Nelle ultime ore Paolo Sorrentino ha dovuto fare i conti al Festival di Cannes con le critiche contrastanti riservate al suo nuovo molto discusso film Youth – La giovinezza. La pellicola ha diviso la stampa e alla proiezione è stato accolta da molti applausi ma anche da qualche “buu” di disapprovazione. Dal botteghino italiano arrivano invece solo buone notizie per il regista partenopeo.

Youth – La giovinezza ha subito conquistato il primo posto al box office nostrano. Uscito ieri mercoledì 20 maggio, la nuova pellicola di Sorrentino si è portata a casa 190.475 euro in 441 schermi, piazzandosi davanti ai campioni di incasso della scorsa settimana, Mad Max: Fury Road e Il racconto dei racconti – Tale of Tales.
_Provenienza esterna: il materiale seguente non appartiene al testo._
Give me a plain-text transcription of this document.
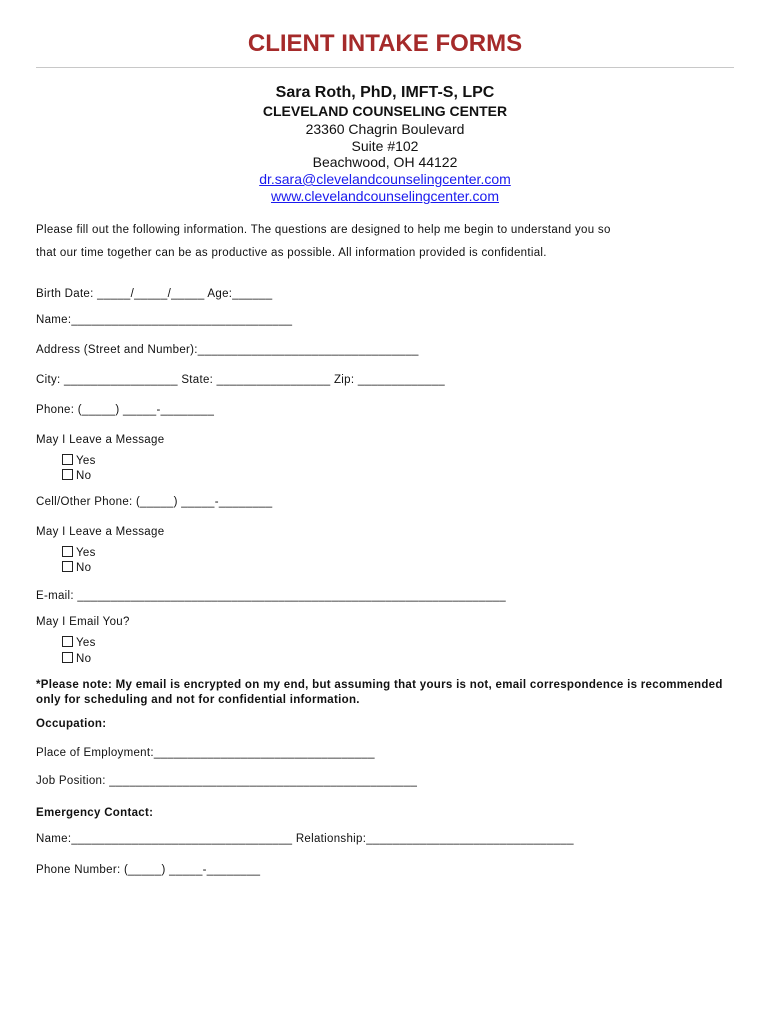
CLIENT INTAKE FORMS
Sara Roth, PhD, IMFT-S, LPC
CLEVELAND COUNSELING CENTER
23360 Chagrin Boulevard
Suite #102
Beachwood, OH 44122
dr.sara@clevelandcounselingcenter.com
www.clevelandcounselingcenter.com
Please fill out the following information. The questions are designed to help me begin to understand you so
that our time together can be as productive as possible. All information provided is confidential.
Birth Date: _____/_____/_____ Age:______
Name:_________________________________
Address (Street and Number):_________________________________
City: _________________ State: _________________ Zip: _____________
Phone: (_____) _____-________
May I Leave a Message
Yes
No
Cell/Other Phone: (_____) _____-________
May I Leave a Message
Yes
No
E-mail: ________________________________________________________________
May I Email You?
Yes
No
*Please note: My email is encrypted on my end, but assuming that yours is not, email correspondence is recommended only for scheduling and not for confidential information.
Occupation:
Place of Employment:_________________________________
Job Position: ______________________________________________
Emergency Contact:
Name:_________________________________ Relationship:_______________________________
Phone Number: (_____) _____-________
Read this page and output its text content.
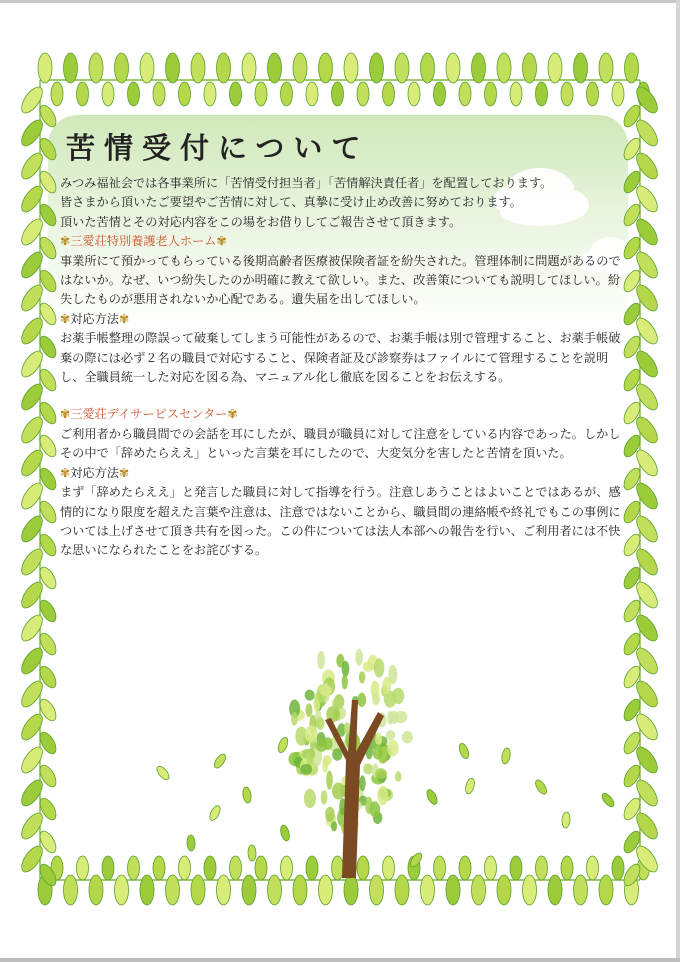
苦情受付について

みつみ福祉会では各事業所に「苦情受付担当者」「苦情解決責任者」を配置しております。

皆さまから頂いたご要望やご苦情に対して、真摯に受け止め改善に努めております。

頂いた苦情とその対応内容をこの場をお借りしてご報告させて頂きます。

✾三愛荘特別養護老人ホーム✾

事業所にて預かってもらっている後期高齢者医療被保険者証を紛失された。管理体制に問題があるのではないか。なぜ、いつ紛失したのか明確に教えて欲しい。また、改善策についても説明してほしい。紛失したものが悪用されないか心配である。遺失届を出してほしい。

✾対応方法✾

お薬手帳整理の際誤って破棄してしまう可能性があるので、お薬手帳は別で管理すること、お薬手帳破棄の際には必ず２名の職員で対応すること、保険者証及び診察券はファイルにて管理することを説明し、全職員統一した対応を図る為、マニュアル化し徹底を図ることをお伝えする。

✾三愛荘デイサービスセンター✾

ご利用者から職員間での会話を耳にしたが、職員が職員に対して注意をしている内容であった。しかしその中で「辞めたらええ」といった言葉を耳にしたので、大変気分を害したと苦情を頂いた。

✾対応方法✾

まず「辞めたらええ」と発言した職員に対して指導を行う。注意しあうことはよいことではあるが、感情的になり限度を超えた言葉や注意は、注意ではないことから、職員間の連絡帳や終礼でもこの事例については上げさせて頂き共有を図った。この件については法人本部への報告を行い、ご利用者には不快な思いになられたことをお詫びする。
Oltre a essersi posizionato in cima al botteghino, Youth – La giovinezza è anche il film che ha fatto registrare il miglior giorno d’esordio tra le pellicole italiane attualmente in concorso al Festival di Cannes. Sorrentino quindi meglio, se non altro a livello di successo di pubblico, di Nanni Moretti con il suo ultimo Mia madre e di Matteo Garrone con il già citato Il racconto dei racconti – Tale of Tales. Youth ha fatto inoltre meglio pure de La grande bellezza, che al suo primo giorno di programmazione due anni fa portò a casa “solo” 155mila euro.
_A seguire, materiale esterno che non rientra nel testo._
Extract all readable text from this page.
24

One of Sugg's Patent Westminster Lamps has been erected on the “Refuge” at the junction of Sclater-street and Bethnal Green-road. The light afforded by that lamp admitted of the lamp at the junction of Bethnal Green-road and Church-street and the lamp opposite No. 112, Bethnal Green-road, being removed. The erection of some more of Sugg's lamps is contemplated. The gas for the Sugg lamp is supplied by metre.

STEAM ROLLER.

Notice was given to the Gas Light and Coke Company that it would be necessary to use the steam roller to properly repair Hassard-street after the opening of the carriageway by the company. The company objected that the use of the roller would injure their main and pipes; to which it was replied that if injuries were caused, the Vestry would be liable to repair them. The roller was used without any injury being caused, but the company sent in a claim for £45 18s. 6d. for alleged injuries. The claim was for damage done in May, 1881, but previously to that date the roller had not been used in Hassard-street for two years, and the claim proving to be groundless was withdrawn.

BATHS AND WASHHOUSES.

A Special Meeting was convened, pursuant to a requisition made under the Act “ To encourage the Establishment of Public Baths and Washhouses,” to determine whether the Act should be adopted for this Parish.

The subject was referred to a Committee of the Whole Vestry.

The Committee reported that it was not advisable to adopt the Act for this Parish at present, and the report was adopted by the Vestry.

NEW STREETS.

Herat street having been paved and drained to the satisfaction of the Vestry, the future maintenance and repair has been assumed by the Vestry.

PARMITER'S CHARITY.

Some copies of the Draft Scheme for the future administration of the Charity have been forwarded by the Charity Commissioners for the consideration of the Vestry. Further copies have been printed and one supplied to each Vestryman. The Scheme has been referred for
Dopo l’enorme successo internazionale della pellicola precedente, che lo scorso anno ha portato Sorrentino a vincere l’Oscar per il miglior film straniero, la partenza per il suo nuovo atteso Youth – La giovinezza non si è dunque rivelata al di sotto delle aspettative. Tra recensioni positive e altre meno, la pellicola si sta rivelando una delle più apprezzate e pure chiacchierate di Cannes 2015. Merito anche dell’omaggio a Diego Armando Maradona, così come della scena di nudo con protagonista la bella Madalina Ghenea.

Tra Youth e La grande bellezza, Paolo Sorrentino conferma quindi che il grande cinema d’autore italiano può far non solo discutere nei festival cinematografici, ma riempire pure le sale. I primi incoraggianti risultati al box office sembrano dargli ragione.